Weekly tabloid Shukan Post reports that the average Japanese household pays 454,300 yen (approx. $5,300) a year in life insurance premiums. Despite being only 2% of the world’s population, Japan actually contributes 18% of the total insurance premiums of the world. Meaning, the average insurance spending in the country is $3,500 per capita, making it the highest in the world.
Insurance consultant and author of Seimei Hoken Wana (Life Insurance Trap), Toru Ushiroda, believe that this phenomenon is occurring “because insurance companies can easily coax (trusting Japanese) consumers into signing life insurance contracts.”

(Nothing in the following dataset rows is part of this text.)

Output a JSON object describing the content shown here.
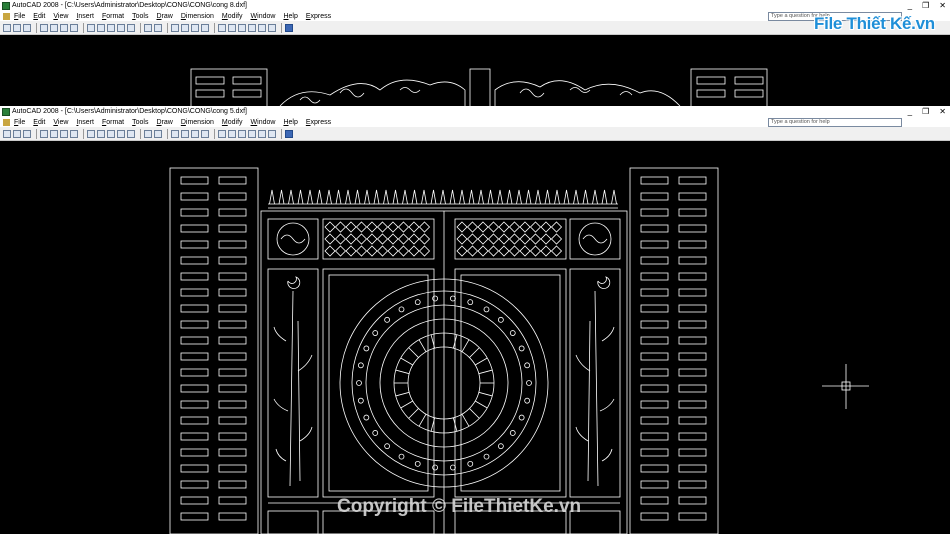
{
  "back_window": {
    "title": "AutoCAD 2008 - [C:\\Users\\Administrator\\Desktop\\CONG\\CONG\\cong 8.dxf]",
    "menu": [
      "File",
      "Edit",
      "View",
      "Insert",
      "Format",
      "Tools",
      "Draw",
      "Dimension",
      "Modify",
      "Window",
      "Help",
      "Express"
    ],
    "help_placeholder": "Type a question for help"
  },
  "front_window": {
    "title": "AutoCAD 2008 - [C:\\Users\\Administrator\\Desktop\\CONG\\CONG\\cong 5.dxf]",
    "menu": [
      "File",
      "Edit",
      "View",
      "Insert",
      "Format",
      "Tools",
      "Draw",
      "Dimension",
      "Modify",
      "Window",
      "Help",
      "Express"
    ],
    "help_placeholder": "Type a question for help"
  },
  "window_controls": {
    "minimize": "_",
    "restore": "❐",
    "close": "✕"
  },
  "logo": {
    "text": "File Thiết Kế.vn"
  },
  "watermark": {
    "text": "Copyright © FileThietKe.vn"
  },
  "colors": {
    "canvas": "#000000",
    "drawing_lines": "#ffffff",
    "toolbar": "#f0f0f0",
    "logo_blue": "#1f8fd8"
  },
  "icons": {
    "app": "autocad-app-icon",
    "crosshair": "crosshair-cursor-icon"
  }
}
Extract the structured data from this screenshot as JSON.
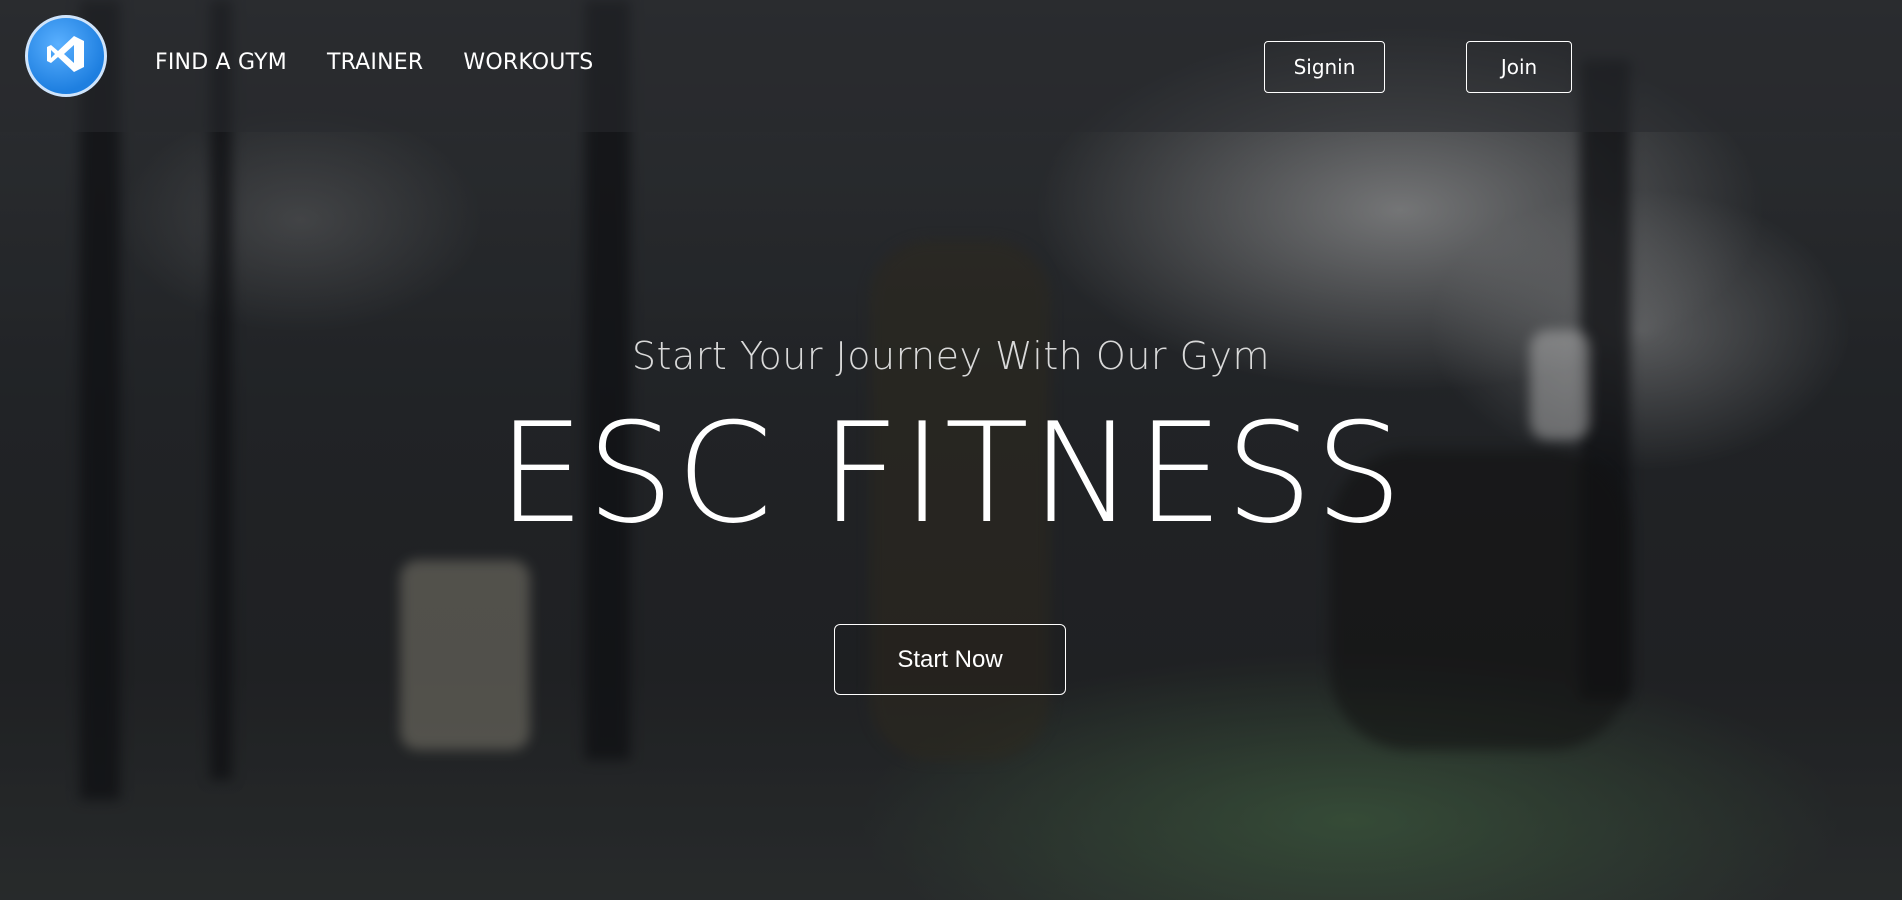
{
  "app": {
    "brand_color": "#1e7fe0",
    "logo_icon": "visual-studio-icon"
  },
  "nav": {
    "links": [
      {
        "label": "FIND A GYM"
      },
      {
        "label": "TRAINER"
      },
      {
        "label": "WORKOUTS"
      }
    ],
    "signin_label": "Signin",
    "join_label": "Join"
  },
  "hero": {
    "tagline": "Start Your Journey With Our Gym",
    "title": "ESC FITNESS",
    "cta_label": "Start Now"
  }
}
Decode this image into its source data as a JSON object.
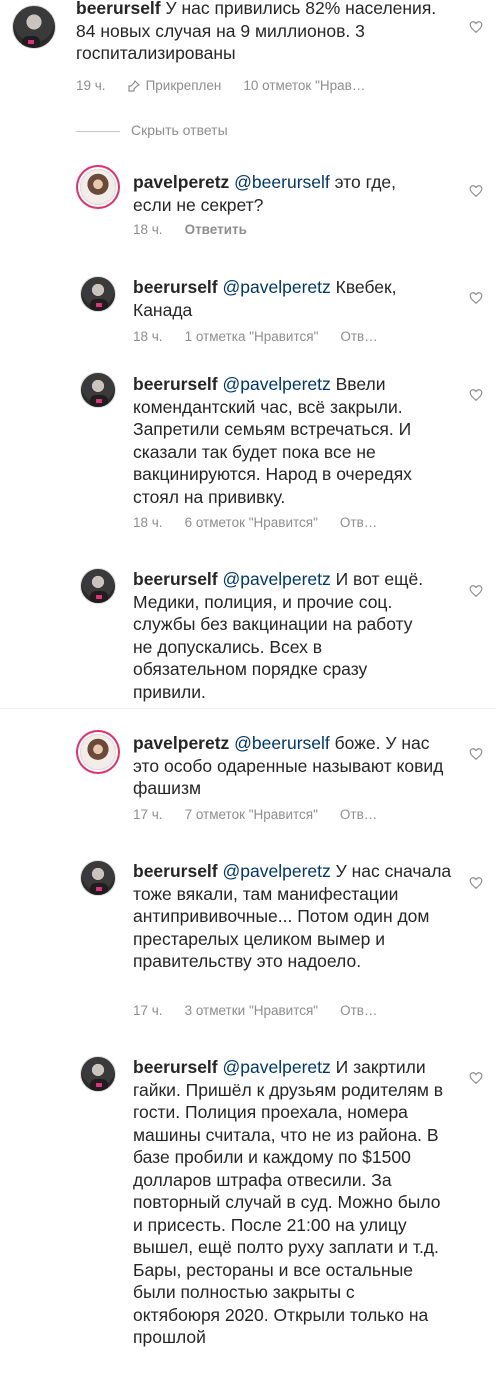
{
  "comments": [
    {
      "username": "beerurself",
      "mention": "",
      "text": "У нас привились 82% населения. 84 новых случая на 9 миллионов. 3 госпитализированы",
      "time": "19 ч.",
      "pinned": "Прикреплен",
      "likes": "10 отметок \"Нрав…",
      "reply": ""
    },
    {
      "username": "pavelperetz",
      "mention": "@beerurself",
      "text": "это где, если не секрет?",
      "time": "18 ч.",
      "likes": "",
      "reply": "Ответить"
    },
    {
      "username": "beerurself",
      "mention": "@pavelperetz",
      "text": "Квебек, Канада",
      "time": "18 ч.",
      "likes": "1 отметка \"Нравится\"",
      "reply": "Отв…"
    },
    {
      "username": "beerurself",
      "mention": "@pavelperetz",
      "text": "Ввели комендантский час, всё закрыли. Запретили семьям встречаться. И сказали так будет пока все не вакцинируются. Народ в очередях стоял на прививку.",
      "time": "18 ч.",
      "likes": "6 отметок \"Нравится\"",
      "reply": "Отв…"
    },
    {
      "username": "beerurself",
      "mention": "@pavelperetz",
      "text": " И вот ещё. Медики, полиция, и прочие соц. службы без вакцинации на работу не допускались. Всех в обязательном порядке сразу привили.",
      "time": "",
      "likes": "",
      "reply": ""
    },
    {
      "username": "pavelperetz",
      "mention": "@beerurself",
      "text": "боже. У нас это особо одаренные называют ковид фашизм",
      "time": "17 ч.",
      "likes": "7 отметок \"Нравится\"",
      "reply": "Отв…"
    },
    {
      "username": "beerurself",
      "mention": "@pavelperetz",
      "text": "У нас сначала тоже вякали, там манифестации антипрививочные... Потом один дом престарелых целиком вымер и правительству это надоело.",
      "time": "17 ч.",
      "likes": "3 отметки \"Нравится\"",
      "reply": "Отв…"
    },
    {
      "username": "beerurself",
      "mention": "@pavelperetz",
      "text": "И закртили гайки. Пришёл к друзьям родителям в гости. Полиция проехала, номера машины считала, что не из района. В базе пробили и каждому по $1500 долларов штрафа отвесили. За повторный случай в суд. Можно было и присесть. После 21:00 на улицу вышел, ещё полто  руху заплати и т.д. Бары, рестораны и все остальные были полностью закрыты с октябоюря 2020. Открыли только на прошлой",
      "time": "",
      "likes": "",
      "reply": ""
    }
  ],
  "hide_replies": "Скрыть ответы",
  "colors": {
    "meta": "#8e8e8e",
    "text": "#262626",
    "mention": "#00376b"
  },
  "icons": {
    "like": "heart-outline-icon",
    "pin": "pin-icon"
  }
}
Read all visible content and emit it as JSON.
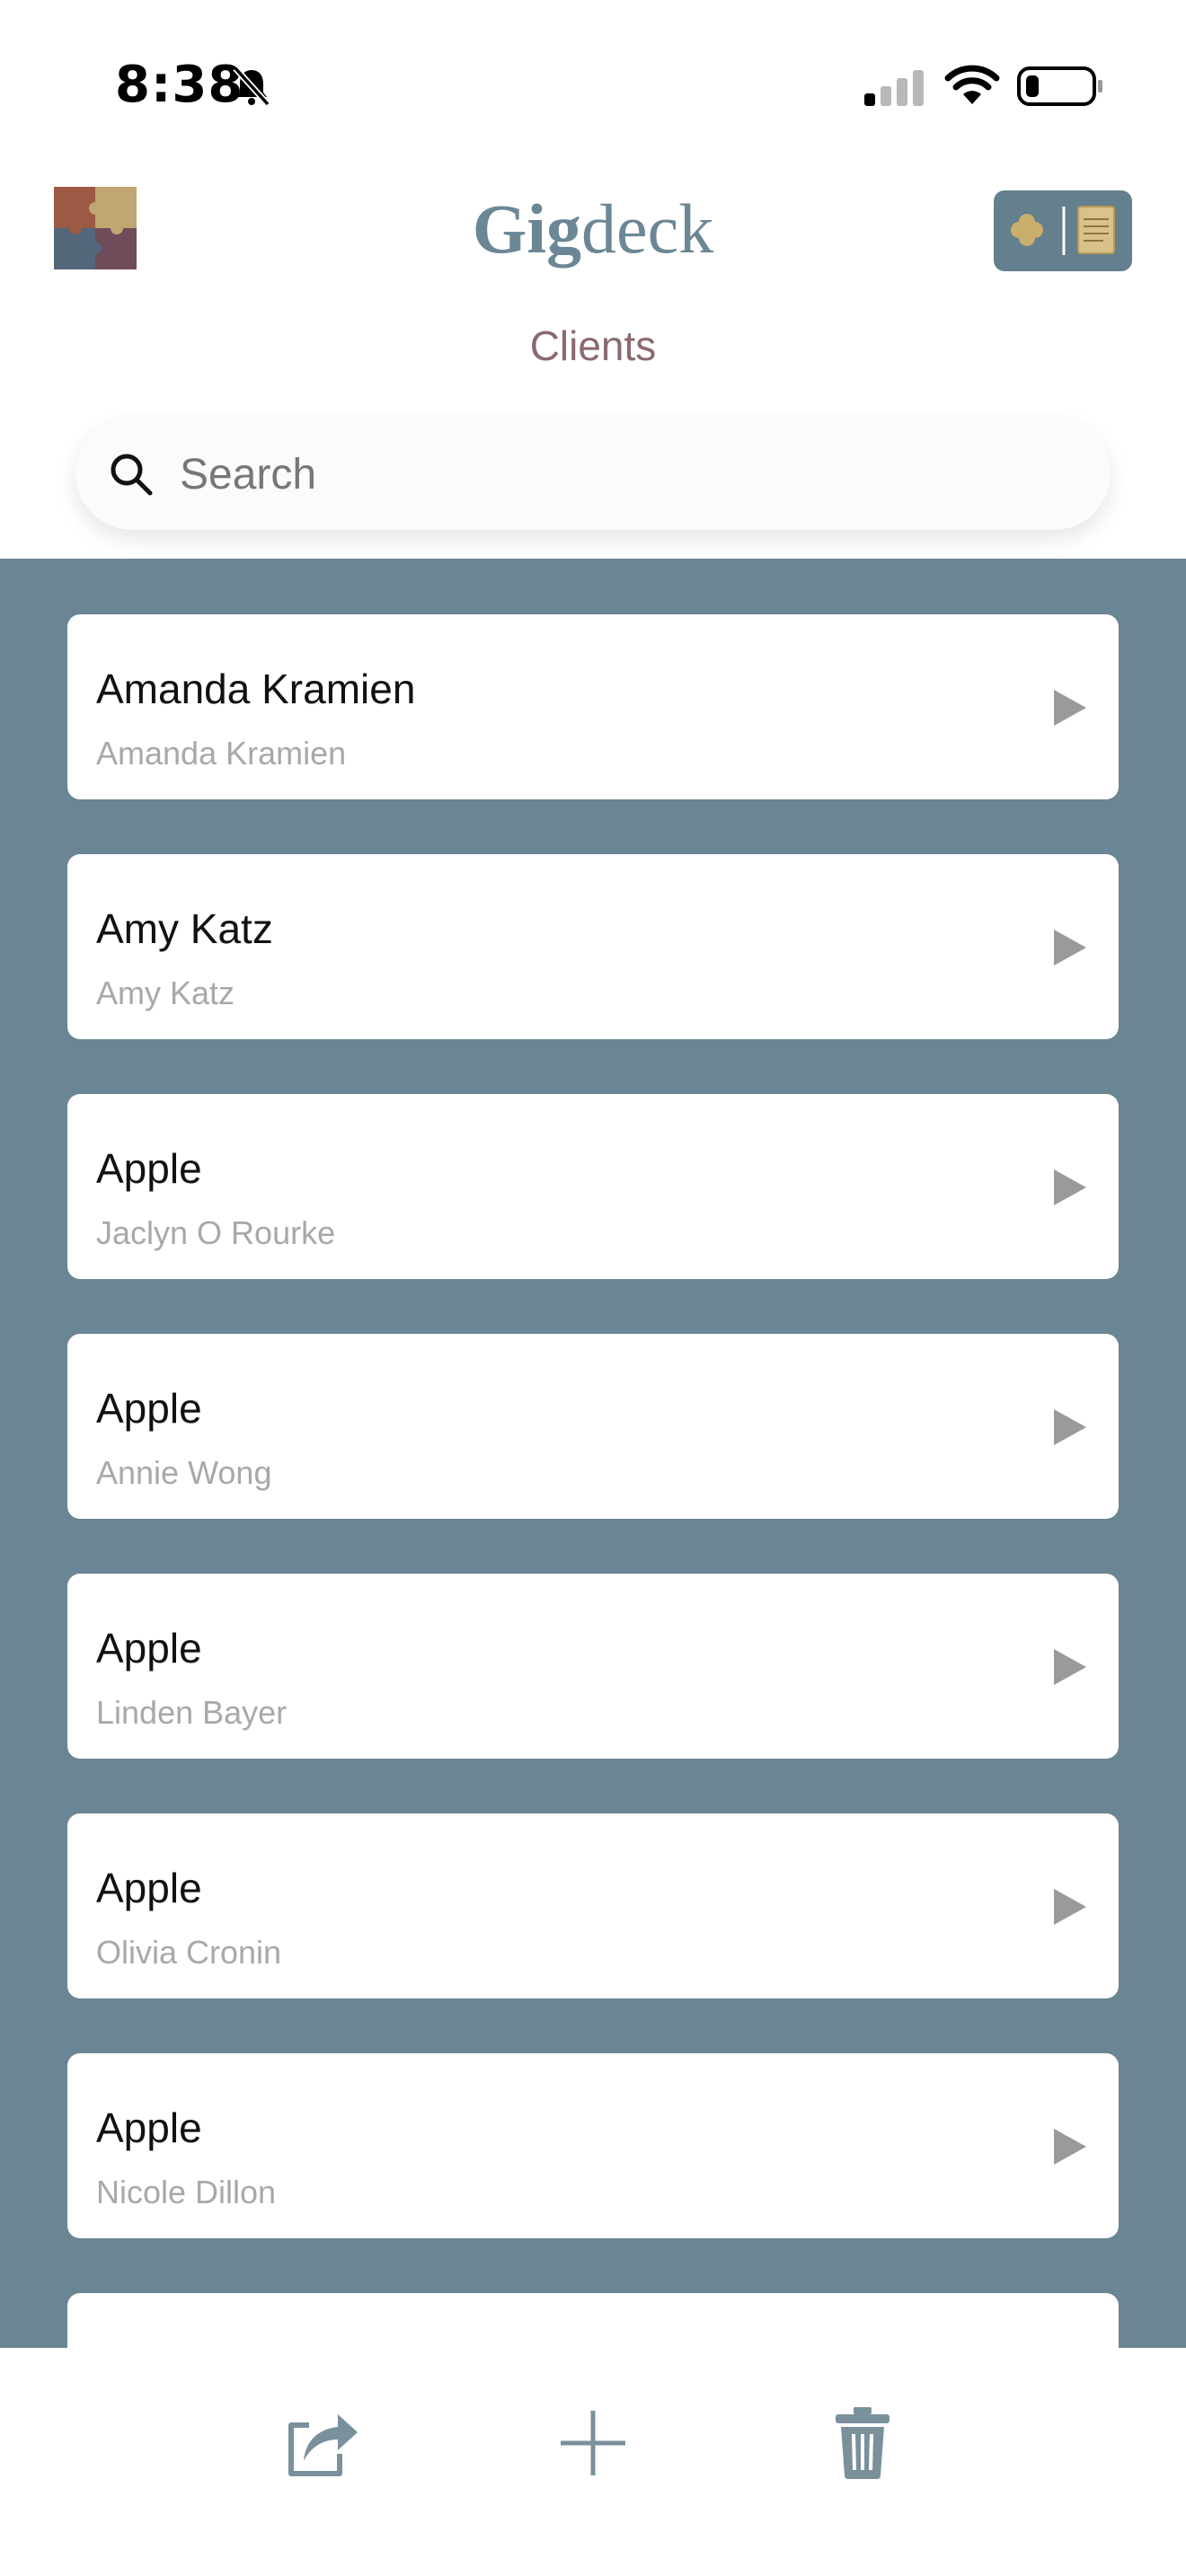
{
  "status": {
    "time": "8:38"
  },
  "header": {
    "brand_bold": "Gig",
    "brand_light": "deck",
    "title": "Clients"
  },
  "search": {
    "placeholder": "Search",
    "value": ""
  },
  "clients": [
    {
      "name": "Amanda Kramien",
      "contact": "Amanda Kramien"
    },
    {
      "name": "Amy Katz",
      "contact": "Amy Katz"
    },
    {
      "name": "Apple",
      "contact": "Jaclyn O Rourke"
    },
    {
      "name": "Apple",
      "contact": "Annie Wong"
    },
    {
      "name": "Apple",
      "contact": "Linden Bayer"
    },
    {
      "name": "Apple",
      "contact": "Olivia Cronin"
    },
    {
      "name": "Apple",
      "contact": "Nicole Dillon"
    },
    {
      "name": "",
      "contact": ""
    }
  ],
  "icons": {
    "app_logo": "puzzle-icon",
    "header_right": "clover-document-icon",
    "search": "search-icon",
    "row_chevron": "chevron-right-icon",
    "share": "share-icon",
    "add": "plus-icon",
    "delete": "trash-icon"
  },
  "colors": {
    "brand": "#6b8796",
    "title": "#8a6a6e",
    "list_background": "#6a8593",
    "subtext": "#a8a8a8",
    "toolbar_icon": "#7a919c"
  }
}
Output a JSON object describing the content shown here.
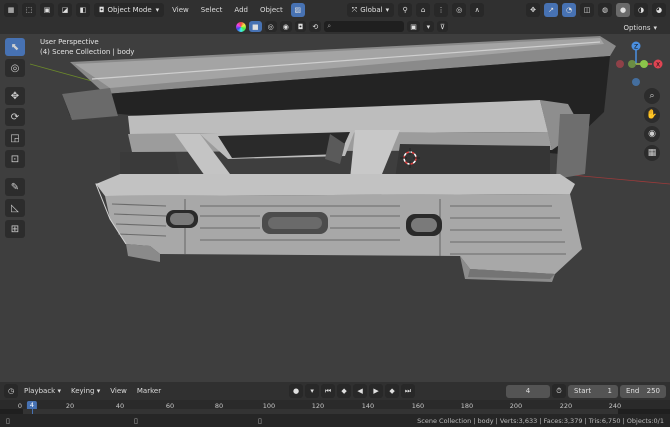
{
  "header": {
    "mode_label": "Object Mode",
    "menus": [
      "View",
      "Select",
      "Add",
      "Object"
    ],
    "orientation_label": "Global",
    "options_label": "Options"
  },
  "viewport": {
    "view_name": "User Perspective",
    "collection_info": "(4) Scene Collection | body"
  },
  "gizmo": {
    "z_label": "Z",
    "x_label": "X"
  },
  "timeline": {
    "menus": [
      "Playback",
      "Keying",
      "View",
      "Marker"
    ],
    "current_frame": "4",
    "start_label": "Start",
    "start_value": "1",
    "end_label": "End",
    "end_value": "250",
    "ruler": [
      "0",
      "20",
      "40",
      "60",
      "80",
      "100",
      "120",
      "140",
      "160",
      "180",
      "200",
      "220",
      "240"
    ]
  },
  "statusbar": {
    "text": "Scene Collection | body | Verts:3,633 | Faces:3,379 | Tris:6,750 | Objects:0/1"
  },
  "colors": {
    "accent": "#4772b3",
    "axis_x": "#e04452",
    "axis_y": "#8bc34a",
    "axis_z": "#4a8fe0"
  }
}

Ushiroda said that “A surprisingly large number of subscribers don’t know the content of the agreements they have signed. People have told me they joined a particular scheme because they ‘often saw it advertised on television so thought it to be a popular and reasonable plan.’ They continue to pay premiums with a sense that there is no choice, like taxes which are automatically deducted from one’s pay. Even if the insurance terms appear favorable, they cannot be that good for the subscriber.”
In order to ensure that the consumer gets the utmost benefit from the insurance he is buying, he needs to understand that the ‘net premium’ should be of a larger ratio than the ‘additional premium’. The ‘net premium’ goes into the pooled funds which all subscribers share, while the ‘additional premium’ is where the insurance companies get its profits and provisions for its expenses.